Kebijakan tersebut menjadi pembaruan dalam sistem pengawasan kepatuhan wajib pajak yang disusun untuk mendukung implementasi Peraturan Menteri Keuangan (PMK) Nomor 111 Tahun 2025 tentang Pengawasan Kepatuhan Wajib Pajak serta penerapan sistem administrasi perpajakan Coretax.
Dalam aturan tersebut, DJP membagi pengawasan kepatuhan menjadi tiga kelompok, yakni pengawasan terhadap wajib pajak yang telah terdaftar, wajib pajak yang belum terdaftar, dan pengawasan wilayah. Melalui pengawasan wilayah, DJP berupaya memetakan aktivitas ekonomi sekaligus mengidentifikasi potensi wajib pajak hingga ke tingkat desa dan kelurahan.
Pelibatan Babinsa dan Bhabinkamtibmas dimaksudkan sebagai bagian dari pembangunan jejaring informasi di lapangan. Selain mengandalkan Account Representative (AR), seluruh pegawai DJP kini dapat melakukan kegiatan pengumpulan data dan informasi dari berbagai sumber.
“Kegiatan ini dapat dilakukan oleh seluruh pegawai DJP sebagai sarana memperoleh data dan/atau informasi dari berbagai sumber, baik melalui kegiatan pengumpulan data lapangan maupun pengumpulan data non-lapangan,” demikian bunyi SE-8/PJ/2026.
Dalam praktiknya, pengumpulan data dilakukan melalui dua pendekatan, yakni kegiatan lapangan dan non-lapangan. Untuk kegiatan lapangan, petugas dapat melakukan kunjungan ke tempat tinggal, tempat usaha, maupun lokasi pekerjaan bebas wajib pajak. Sementara itu, pengumpulan data non-lapangan dilakukan melalui pemanfaatan teknologi informasi tanpa harus melakukan kunjungan fisik.

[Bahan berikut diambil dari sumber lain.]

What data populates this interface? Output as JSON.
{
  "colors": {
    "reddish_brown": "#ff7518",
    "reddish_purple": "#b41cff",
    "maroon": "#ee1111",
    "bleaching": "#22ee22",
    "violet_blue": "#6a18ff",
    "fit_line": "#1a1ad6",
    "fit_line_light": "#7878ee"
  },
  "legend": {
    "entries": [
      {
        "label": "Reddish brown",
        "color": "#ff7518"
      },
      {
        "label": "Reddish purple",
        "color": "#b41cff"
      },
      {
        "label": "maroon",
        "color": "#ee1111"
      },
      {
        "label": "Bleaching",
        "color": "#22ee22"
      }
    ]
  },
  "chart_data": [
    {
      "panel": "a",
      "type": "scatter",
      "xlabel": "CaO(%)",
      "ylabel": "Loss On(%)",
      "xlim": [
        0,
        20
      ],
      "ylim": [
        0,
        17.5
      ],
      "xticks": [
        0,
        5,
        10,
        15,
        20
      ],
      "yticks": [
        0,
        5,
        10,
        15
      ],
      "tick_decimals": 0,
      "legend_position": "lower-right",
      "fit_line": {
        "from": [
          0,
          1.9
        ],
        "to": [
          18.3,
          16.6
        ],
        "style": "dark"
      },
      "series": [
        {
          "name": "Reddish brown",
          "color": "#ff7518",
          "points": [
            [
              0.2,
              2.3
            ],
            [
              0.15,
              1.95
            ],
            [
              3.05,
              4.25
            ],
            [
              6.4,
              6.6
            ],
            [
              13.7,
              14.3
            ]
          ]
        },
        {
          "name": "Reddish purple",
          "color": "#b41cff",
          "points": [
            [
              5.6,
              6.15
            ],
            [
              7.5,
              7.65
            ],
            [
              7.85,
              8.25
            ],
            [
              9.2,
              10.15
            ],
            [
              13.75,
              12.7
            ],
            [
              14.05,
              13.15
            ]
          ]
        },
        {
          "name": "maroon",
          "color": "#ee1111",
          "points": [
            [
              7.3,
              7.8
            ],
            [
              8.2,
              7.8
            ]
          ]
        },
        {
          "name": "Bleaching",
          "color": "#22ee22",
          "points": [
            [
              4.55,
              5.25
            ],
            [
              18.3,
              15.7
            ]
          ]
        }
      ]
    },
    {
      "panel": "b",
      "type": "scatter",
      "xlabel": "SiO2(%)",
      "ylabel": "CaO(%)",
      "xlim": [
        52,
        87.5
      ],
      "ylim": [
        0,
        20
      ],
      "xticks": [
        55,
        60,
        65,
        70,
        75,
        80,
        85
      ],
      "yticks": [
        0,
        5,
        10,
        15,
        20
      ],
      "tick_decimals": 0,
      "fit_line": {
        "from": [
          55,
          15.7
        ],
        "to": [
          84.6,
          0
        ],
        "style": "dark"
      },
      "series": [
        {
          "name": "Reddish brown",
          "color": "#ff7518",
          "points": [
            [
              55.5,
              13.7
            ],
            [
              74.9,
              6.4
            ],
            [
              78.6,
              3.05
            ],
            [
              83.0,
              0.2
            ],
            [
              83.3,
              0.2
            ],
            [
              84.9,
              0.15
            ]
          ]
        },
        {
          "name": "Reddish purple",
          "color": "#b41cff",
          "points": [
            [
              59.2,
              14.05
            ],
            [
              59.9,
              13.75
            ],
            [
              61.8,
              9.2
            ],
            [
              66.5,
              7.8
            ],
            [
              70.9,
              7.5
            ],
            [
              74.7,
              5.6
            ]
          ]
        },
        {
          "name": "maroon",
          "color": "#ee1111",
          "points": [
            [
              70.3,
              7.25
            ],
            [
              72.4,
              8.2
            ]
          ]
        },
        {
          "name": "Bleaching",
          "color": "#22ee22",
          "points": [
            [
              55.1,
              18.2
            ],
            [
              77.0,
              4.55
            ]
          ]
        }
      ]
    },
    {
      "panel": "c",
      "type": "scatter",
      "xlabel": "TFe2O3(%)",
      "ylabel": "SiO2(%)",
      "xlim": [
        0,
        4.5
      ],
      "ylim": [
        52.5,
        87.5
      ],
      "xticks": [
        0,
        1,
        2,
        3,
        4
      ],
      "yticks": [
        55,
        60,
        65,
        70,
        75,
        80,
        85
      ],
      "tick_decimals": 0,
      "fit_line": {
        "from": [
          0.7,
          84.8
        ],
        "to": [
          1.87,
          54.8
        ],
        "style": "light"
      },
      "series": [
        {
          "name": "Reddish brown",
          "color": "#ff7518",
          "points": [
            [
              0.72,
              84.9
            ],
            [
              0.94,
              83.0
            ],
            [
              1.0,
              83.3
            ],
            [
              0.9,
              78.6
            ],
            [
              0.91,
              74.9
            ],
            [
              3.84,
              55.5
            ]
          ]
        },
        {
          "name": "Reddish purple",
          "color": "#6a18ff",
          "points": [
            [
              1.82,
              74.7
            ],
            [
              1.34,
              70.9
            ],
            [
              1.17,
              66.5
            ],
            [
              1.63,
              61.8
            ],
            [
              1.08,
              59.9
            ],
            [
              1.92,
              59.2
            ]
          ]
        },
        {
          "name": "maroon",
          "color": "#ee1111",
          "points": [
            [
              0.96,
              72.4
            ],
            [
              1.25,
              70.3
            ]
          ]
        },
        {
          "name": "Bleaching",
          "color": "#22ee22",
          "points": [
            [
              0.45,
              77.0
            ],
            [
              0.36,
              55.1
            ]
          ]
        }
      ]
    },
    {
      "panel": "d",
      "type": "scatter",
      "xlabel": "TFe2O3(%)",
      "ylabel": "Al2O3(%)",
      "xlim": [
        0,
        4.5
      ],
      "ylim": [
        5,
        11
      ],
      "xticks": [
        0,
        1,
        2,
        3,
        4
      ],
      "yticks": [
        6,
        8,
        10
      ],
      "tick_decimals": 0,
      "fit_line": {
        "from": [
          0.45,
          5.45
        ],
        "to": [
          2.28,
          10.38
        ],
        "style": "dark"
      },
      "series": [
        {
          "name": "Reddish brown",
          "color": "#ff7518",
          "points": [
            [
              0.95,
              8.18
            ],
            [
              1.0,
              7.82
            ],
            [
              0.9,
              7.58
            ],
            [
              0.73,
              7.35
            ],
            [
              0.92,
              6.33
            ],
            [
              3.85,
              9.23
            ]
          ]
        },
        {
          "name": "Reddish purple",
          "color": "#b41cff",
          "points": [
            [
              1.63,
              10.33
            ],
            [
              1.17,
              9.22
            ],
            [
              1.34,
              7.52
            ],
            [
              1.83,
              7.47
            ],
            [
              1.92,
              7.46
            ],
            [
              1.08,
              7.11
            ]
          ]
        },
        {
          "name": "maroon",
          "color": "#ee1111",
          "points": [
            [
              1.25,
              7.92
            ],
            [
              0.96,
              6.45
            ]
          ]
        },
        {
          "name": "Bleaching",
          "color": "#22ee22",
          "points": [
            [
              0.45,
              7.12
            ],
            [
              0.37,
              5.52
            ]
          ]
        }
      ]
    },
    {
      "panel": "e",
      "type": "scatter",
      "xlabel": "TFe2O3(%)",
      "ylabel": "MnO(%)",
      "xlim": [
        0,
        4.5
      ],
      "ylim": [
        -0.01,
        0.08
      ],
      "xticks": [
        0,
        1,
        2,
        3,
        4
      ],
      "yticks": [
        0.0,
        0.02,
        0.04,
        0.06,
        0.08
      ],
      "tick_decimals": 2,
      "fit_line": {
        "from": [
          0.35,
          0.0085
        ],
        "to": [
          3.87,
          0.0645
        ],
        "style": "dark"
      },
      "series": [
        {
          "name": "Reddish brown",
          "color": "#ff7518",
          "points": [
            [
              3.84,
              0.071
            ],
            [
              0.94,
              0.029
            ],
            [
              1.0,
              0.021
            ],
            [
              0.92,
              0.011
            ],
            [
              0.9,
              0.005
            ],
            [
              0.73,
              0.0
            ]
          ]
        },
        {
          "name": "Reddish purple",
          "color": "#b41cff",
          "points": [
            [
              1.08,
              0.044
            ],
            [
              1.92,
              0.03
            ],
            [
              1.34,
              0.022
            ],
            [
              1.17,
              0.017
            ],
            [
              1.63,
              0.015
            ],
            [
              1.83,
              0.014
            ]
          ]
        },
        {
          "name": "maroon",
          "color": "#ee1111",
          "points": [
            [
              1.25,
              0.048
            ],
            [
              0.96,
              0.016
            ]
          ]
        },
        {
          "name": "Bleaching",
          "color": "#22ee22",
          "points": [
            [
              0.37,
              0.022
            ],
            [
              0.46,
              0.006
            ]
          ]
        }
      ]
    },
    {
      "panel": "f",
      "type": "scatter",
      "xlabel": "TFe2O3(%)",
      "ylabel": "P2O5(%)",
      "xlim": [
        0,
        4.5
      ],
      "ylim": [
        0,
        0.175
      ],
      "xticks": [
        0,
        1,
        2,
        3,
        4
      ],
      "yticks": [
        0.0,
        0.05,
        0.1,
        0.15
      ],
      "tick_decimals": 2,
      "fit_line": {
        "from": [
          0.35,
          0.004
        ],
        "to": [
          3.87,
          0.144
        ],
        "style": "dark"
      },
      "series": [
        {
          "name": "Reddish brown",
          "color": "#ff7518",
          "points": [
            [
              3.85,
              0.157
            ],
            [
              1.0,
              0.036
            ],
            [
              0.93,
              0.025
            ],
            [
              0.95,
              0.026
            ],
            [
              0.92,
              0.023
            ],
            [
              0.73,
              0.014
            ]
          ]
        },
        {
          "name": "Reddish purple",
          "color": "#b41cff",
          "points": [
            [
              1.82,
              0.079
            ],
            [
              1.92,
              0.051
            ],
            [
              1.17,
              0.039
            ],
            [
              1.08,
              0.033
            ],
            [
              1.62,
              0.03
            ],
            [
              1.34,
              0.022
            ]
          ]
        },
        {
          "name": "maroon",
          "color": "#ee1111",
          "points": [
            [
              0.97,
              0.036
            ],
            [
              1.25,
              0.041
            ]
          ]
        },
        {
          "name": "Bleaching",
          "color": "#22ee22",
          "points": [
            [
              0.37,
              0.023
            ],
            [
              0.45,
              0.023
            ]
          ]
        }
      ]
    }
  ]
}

Selain visitasi dan penyisiran lapangan (canvassing), DJP juga membuka ruang penggunaan berbagai metode modern, seperti remote sensing, web scraping, penelusuran informasi dari media massa, jurnal, dan karya ilmiah, hingga pelaksanaan bedah wajib pajak, bedah kawasan ekonomi, serta kerja sama melalui skema taxation partnership.
Data yang dihimpun mencakup empat aspek utama, yaitu penghasilan (income), biaya (cost), harta (asset), dan utang atau kewajiban (liability) wajib pajak. Seluruh informasi tersebut akan diolah melalui Sistem Administrasi Pengawasan DJP sebagai dasar analisis kepatuhan perpajakan.
Hasil pengawasan selanjutnya dapat digunakan sebagai dasar penerbitan surat imbauan, Permintaan Penjelasan atas Data dan/atau Keterangan (P2DK), maupun pelaksanaan ekstensifikasi terhadap masyarakat yang belum terdaftar sebagai wajib pajak.
“Hasil pengawasan menjadi dasar tindak lanjut sesuai ketentuan, termasuk penyampaian surat imbauan, P2DK, maupun proses ekstensifikasi terhadap masyarakat yang belum terdaftar sebagai wajib pajak,” sebagaimana diatur dalam SE-8/PJ/2026.
Dengan berlakunya SE-8/PJ/2026, DJP juga mencabut sejumlah pedoman sebelumnya, termasuk Surat Edaran Nomor SE-11/PJ/2020 tentang Tata Cara Kegiatan Pengumpulan Data Lapangan. Pembaruan kebijakan ini diharapkan memperkuat basis data perpajakan nasional, meningkatkan kepatuhan wajib pajak, serta mengoptimalkan penerimaan negara melalui pengawasan yang lebih terintegrasi hingga tingkat desa.